Current Electricity
5.0 Electromotive force $\left( \xi \right)$
5.0 Electromotive force $\left( \xi \right)$
The electromotive force (EMF) of a source is the work done by the source in taking a unit positive charge once around the complete circuit. $$\xi = \frac{W}{q}$$
It is equal to the maximum potential difference between the two terminals of the source when it is an open circuit.
It is represented by $\left( \xi \right)$.
SI unit is Volt $(V)$.
Terminal potential difference
The potential drop across the terminals of a cell when a current is being drawn from it is called terminal potential difference.

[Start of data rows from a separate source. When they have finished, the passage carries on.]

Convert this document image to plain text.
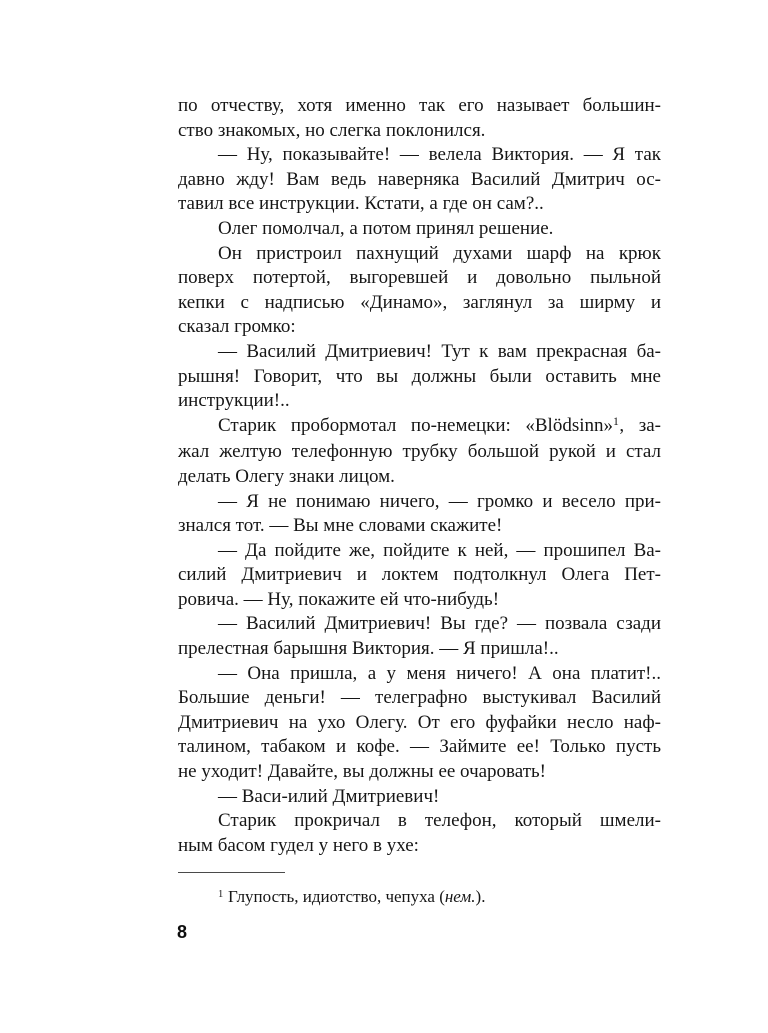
по отчеству, хотя именно так его называет большин-
ство знакомых, но слегка поклонился.
— Ну, показывайте! — велела Виктория. — Я так
давно жду! Вам ведь наверняка Василий Дмитрич ос-
тавил все инструкции. Кстати, а где он сам?..
Олег помолчал, а потом принял решение.
Он пристроил пахнущий духами шарф на крюк
поверх потертой, выгоревшей и довольно пыльной
кепки с надписью «Динамо», заглянул за ширму и
сказал громко:
— Василий Дмитриевич! Тут к вам прекрасная ба-
рышня! Говорит, что вы должны были оставить мне
инструкции!..
Старик пробормотал по-немецки: «Blödsinn»$^1$, за-
жал желтую телефонную трубку большой рукой и стал
делать Олегу знаки лицом.
— Я не понимаю ничего, — громко и весело при-
знался тот. — Вы мне словами скажите!
— Да пойдите же, пойдите к ней, — прошипел Ва-
силий Дмитриевич и локтем подтолкнул Олега Пет-
ровича. — Ну, покажите ей что-нибудь!
— Василий Дмитриевич! Вы где? — позвала сзади
прелестная барышня Виктория. — Я пришла!..
— Она пришла, а у меня ничего! А она платит!..
Большие деньги! — телеграфно выстукивал Василий
Дмитриевич на ухо Олегу. От его фуфайки несло наф-
талином, табаком и кофе. — Займите ее! Только пусть
не уходит! Давайте, вы должны ее очаровать!
— Васи-илий Дмитриевич!
Старик прокричал в телефон, который шмели-
ным басом гудел у него в ухе:
$^1$ Глупость, идиотство, чепуха (нем.).
8
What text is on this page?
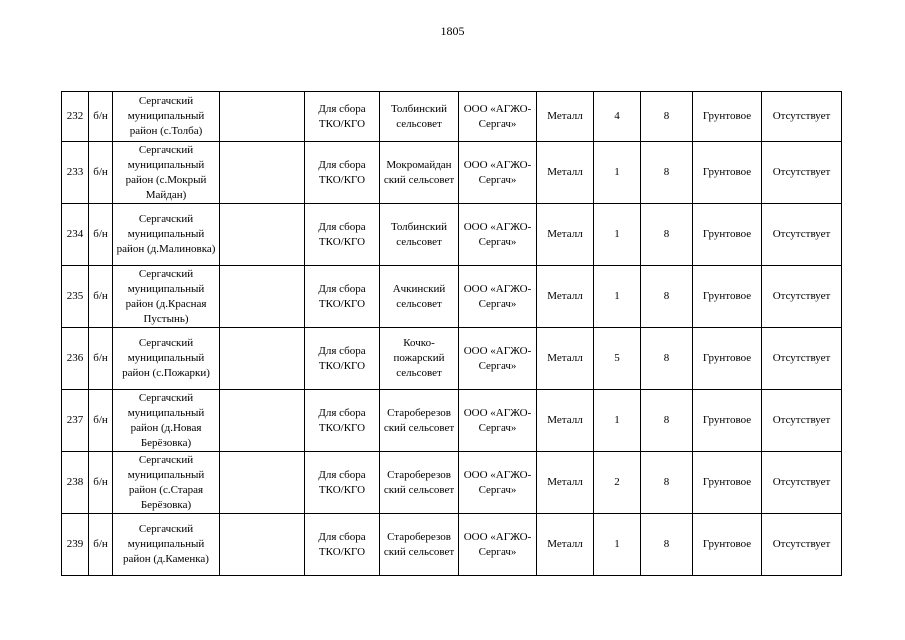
1805
232	б/н	Сергачский муниципальный район (с.Толба)		Для сбора ТКО/КГО	Толбинский сельсовет	ООО «АГЖО-Сергач»	Металл	4	8	Грунтовое	Отсутствует
233	б/н	Сергачский муниципальный район (с.Мокрый Майдан)		Для сбора ТКО/КГО	Мокромайдан ский сельсовет	ООО «АГЖО-Сергач»	Металл	1	8	Грунтовое	Отсутствует
234	б/н	Сергачский муниципальный район (д.Малиновка)		Для сбора ТКО/КГО	Толбинский сельсовет	ООО «АГЖО-Сергач»	Металл	1	8	Грунтовое	Отсутствует
235	б/н	Сергачский муниципальный район (д.Красная Пустынь)		Для сбора ТКО/КГО	Ачкинский сельсовет	ООО «АГЖО-Сергач»	Металл	1	8	Грунтовое	Отсутствует
236	б/н	Сергачский муниципальный район (с.Пожарки)		Для сбора ТКО/КГО	Кочко-пожарский сельсовет	ООО «АГЖО-Сергач»	Металл	5	8	Грунтовое	Отсутствует
237	б/н	Сергачский муниципальный район (д.Новая Берёзовка)		Для сбора ТКО/КГО	Староберезов ский сельсовет	ООО «АГЖО-Сергач»	Металл	1	8	Грунтовое	Отсутствует
238	б/н	Сергачский муниципальный район (с.Старая Берёзовка)		Для сбора ТКО/КГО	Староберезов ский сельсовет	ООО «АГЖО-Сергач»	Металл	2	8	Грунтовое	Отсутствует
239	б/н	Сергачский муниципальный район (д.Каменка)		Для сбора ТКО/КГО	Староберезов ский сельсовет	ООО «АГЖО-Сергач»	Металл	1	8	Грунтовое	Отсутствует
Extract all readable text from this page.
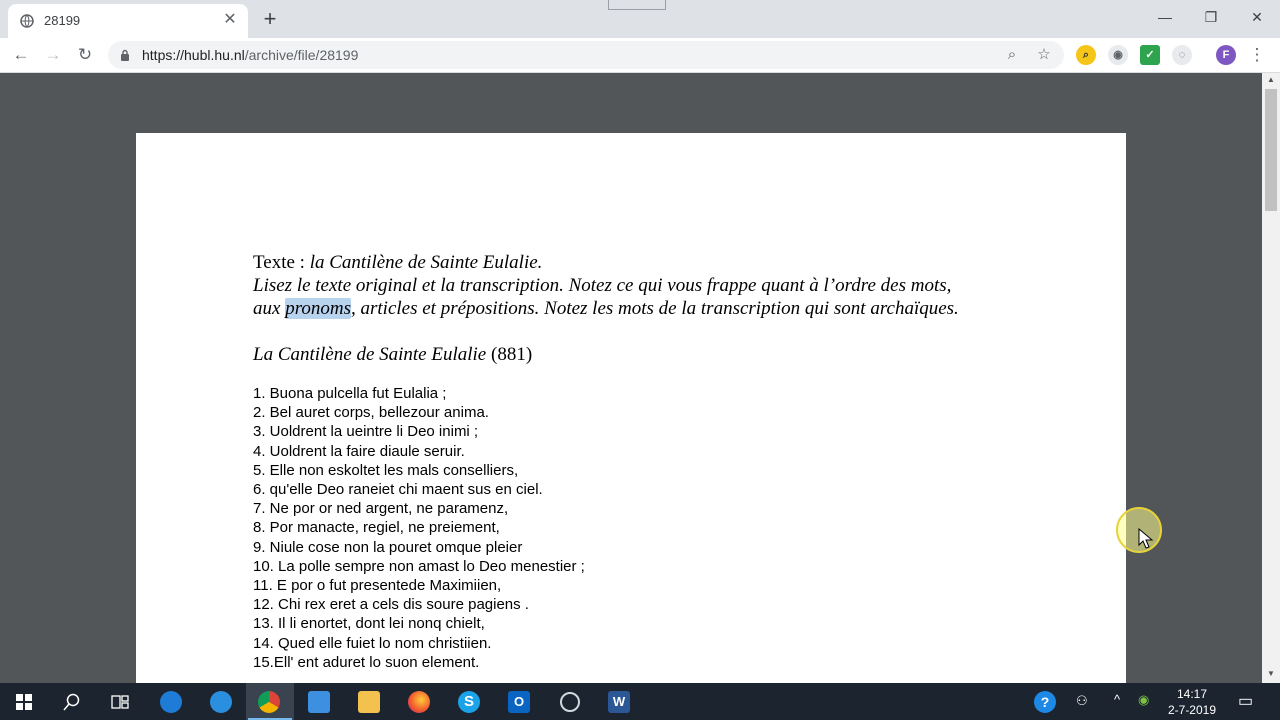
28199	✕ +	—	❐	✕
← → ↻	https://hubl.hu.nl/archive/file/28199	⌕	☆	⌕	◉	✓	◌	F	⋮
Texte : la Cantilène de Sainte Eulalie.
Lisez le texte original et la transcription. Notez ce qui vous frappe quant à l’ordre des mots,
aux pronoms, articles et prépositions. Notez les mots de la transcription qui sont archaïques.
La Cantilène de Sainte Eulalie (881)
1. Buona pulcella fut Eulalia ;
2. Bel auret corps, bellezour anima.
3. Uoldrent la ueintre li Deo inimi ;
4. Uoldrent la faire diaule seruir.
5. Elle non eskoltet les mals conselliers,
6. qu'elle Deo raneiet chi maent sus en ciel.
7. Ne por or ned argent, ne paramenz,
8. Por manacte, regiel, ne preiement,
9. Niule cose non la pouret omque pleier
10. La polle sempre non amast lo Deo menestier ;
11. E por o fut presentede Maximiien,
12. Chi rex eret a cels dis soure pagiens .
13. Il li enortet, dont lei nonq chielt,
14. Qued elle fuiet lo nom christiien.
15.Ell' ent aduret lo suon element.
▲
▼
S	O	W	?	⚇ ^ ◉	14:17
2-7-2019	▭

In other words, the potential drop across $AB$ is known as the terminal potential difference when a current is being drawn from the cell.
SI unit is Volt $(V)$.
Internal resistance of cell ($r$)
The resistance offered by the electrolyte of a cell to the flow of current between its electrodes is called internal resistance of the cell.
The internal resistance of the cell is represented by '$r$'.
Internal resistance of a cell,
- Depends on nature of electrolyte.
- Increases with increase in the concentration of electrolyte.
- Increases with increase in distance between electrodes.
- Decreases with increase in area of electodes immersed in the electrolyte.
- Increases with decrease in temperature of electrolyte.
Relation between ($\xi $), ($V$) and ($r$)
EMF ($\xi $) is the work done by cell in carrying unit charge along the closed path.
Work done in carrying unit charge from $A$ to $B$ against external resistance $R$ is same as the work done in carrying unit charge from $B$ to $A$ against an internal resistance $r$.
or, $$\xi ={V_R}+{V_r}$$
By ohm's law, $$\begin{equation} \begin{aligned} \Rightarrow {V_R} = IR \\ \Rightarrow {V_r} = Ir \\\end{aligned} \end{equation} $$
Therefore, $$\xi = IR + Ir = I\left( {R + r{\text{ }}} \right)$$
Hence the current in circuit is$$I = \frac{\xi }{{\left( {R + r} \right)}}$$
Terminal potential difference,$${V = IR = \frac{{\xi R}}{{R + r}}}$$
or,$$V = \xi - Ir$$
Note:
(i)The potential difference across terminal of the cell in open circuit is equal to its emf. If when $I = 0$, we have ${V_{open}} = \xi $
(ii) The potential difference across terminal of cell in closed circuit is always less than its emf. $V < \xi $